Ciertamente, es un camino difícil. Requiere que quien ha padecido el error esté dispuesto a perdonar y desee la salvación y el bien de quien le ha ofendido. Solo así puede triunfar la justicia, porque si el culpable reconoce el mal que ha hecho y deja de hacerlo, ese mal ya no existe. El que era injusto se vuelve justo, porque ha sido perdonado y ayudado a volver a la vía del bien. Y ahí está precisamente el perdón, la misericordia”
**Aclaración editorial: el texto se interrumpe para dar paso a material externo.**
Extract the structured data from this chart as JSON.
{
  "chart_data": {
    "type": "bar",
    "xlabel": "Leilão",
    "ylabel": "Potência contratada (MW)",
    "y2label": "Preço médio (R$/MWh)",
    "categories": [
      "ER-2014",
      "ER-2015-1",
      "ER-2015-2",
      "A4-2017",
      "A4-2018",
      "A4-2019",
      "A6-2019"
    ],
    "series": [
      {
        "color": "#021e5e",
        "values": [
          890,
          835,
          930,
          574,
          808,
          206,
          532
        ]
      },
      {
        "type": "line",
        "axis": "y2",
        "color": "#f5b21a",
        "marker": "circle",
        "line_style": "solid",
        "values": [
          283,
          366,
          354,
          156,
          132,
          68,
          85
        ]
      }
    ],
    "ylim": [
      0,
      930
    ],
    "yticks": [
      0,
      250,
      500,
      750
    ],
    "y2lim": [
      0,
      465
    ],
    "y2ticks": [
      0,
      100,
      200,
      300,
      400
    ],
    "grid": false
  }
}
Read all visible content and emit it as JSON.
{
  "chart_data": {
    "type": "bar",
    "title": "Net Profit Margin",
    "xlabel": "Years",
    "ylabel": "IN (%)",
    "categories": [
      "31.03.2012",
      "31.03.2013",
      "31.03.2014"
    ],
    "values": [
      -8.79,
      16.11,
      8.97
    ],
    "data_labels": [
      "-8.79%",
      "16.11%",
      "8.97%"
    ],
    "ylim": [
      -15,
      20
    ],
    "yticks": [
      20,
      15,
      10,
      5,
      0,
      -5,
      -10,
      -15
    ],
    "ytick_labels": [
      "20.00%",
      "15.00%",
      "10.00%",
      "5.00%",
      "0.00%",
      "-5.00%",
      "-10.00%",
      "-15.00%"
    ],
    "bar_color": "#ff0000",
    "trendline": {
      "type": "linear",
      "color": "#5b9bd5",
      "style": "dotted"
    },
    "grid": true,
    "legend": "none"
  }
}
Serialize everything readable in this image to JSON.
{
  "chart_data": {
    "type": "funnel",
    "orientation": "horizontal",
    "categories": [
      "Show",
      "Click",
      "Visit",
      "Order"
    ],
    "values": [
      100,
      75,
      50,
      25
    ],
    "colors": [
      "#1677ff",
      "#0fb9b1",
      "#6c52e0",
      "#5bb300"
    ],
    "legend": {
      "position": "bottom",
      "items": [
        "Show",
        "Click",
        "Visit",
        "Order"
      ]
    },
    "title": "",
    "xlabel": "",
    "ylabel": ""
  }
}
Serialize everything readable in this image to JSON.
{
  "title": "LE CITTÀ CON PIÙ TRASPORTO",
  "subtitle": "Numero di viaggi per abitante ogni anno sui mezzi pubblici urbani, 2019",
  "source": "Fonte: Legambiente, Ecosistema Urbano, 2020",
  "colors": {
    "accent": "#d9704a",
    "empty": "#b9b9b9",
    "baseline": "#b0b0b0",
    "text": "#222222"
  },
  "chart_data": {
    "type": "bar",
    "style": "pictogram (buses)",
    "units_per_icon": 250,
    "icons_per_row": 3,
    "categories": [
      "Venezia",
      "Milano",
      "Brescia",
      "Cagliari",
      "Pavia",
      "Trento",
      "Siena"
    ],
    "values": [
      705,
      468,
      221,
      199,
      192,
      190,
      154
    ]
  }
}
Es precisamente esto lo que hará Valjean con Javert al final de la película: responder al mal con bien. Volver a escandalizar al frío cálculo que mueve al policía, permitir que la misericordia se infiltre incluso en el lugar en el que le ha sido cerrada la puerta. Eso, no obstante, es harina de otro costal: de momento, repasemos una vez más esta cápsula con la que en apenas dos minutos Tom Hopper resume un debate tan importante como el de la búsqueda de Dios a través de la justicia.
Porque, ¿dónde está Él? En el mezquino ojo por ojo propio de los hombres desde Hammurabi o en esa otra mirada, mucho más tierna y compasiva, propia de la misericordia del Hijo del Hombre. La respuesta, de un modo sutil, nos la da Jean Valjean cuando pide a Javert tres días para volver y cumplir su pena: los mismos que la Biblia otorga a Jesús para volver de los muertos. ¿Casualidad? Sinceramente, no lo creo.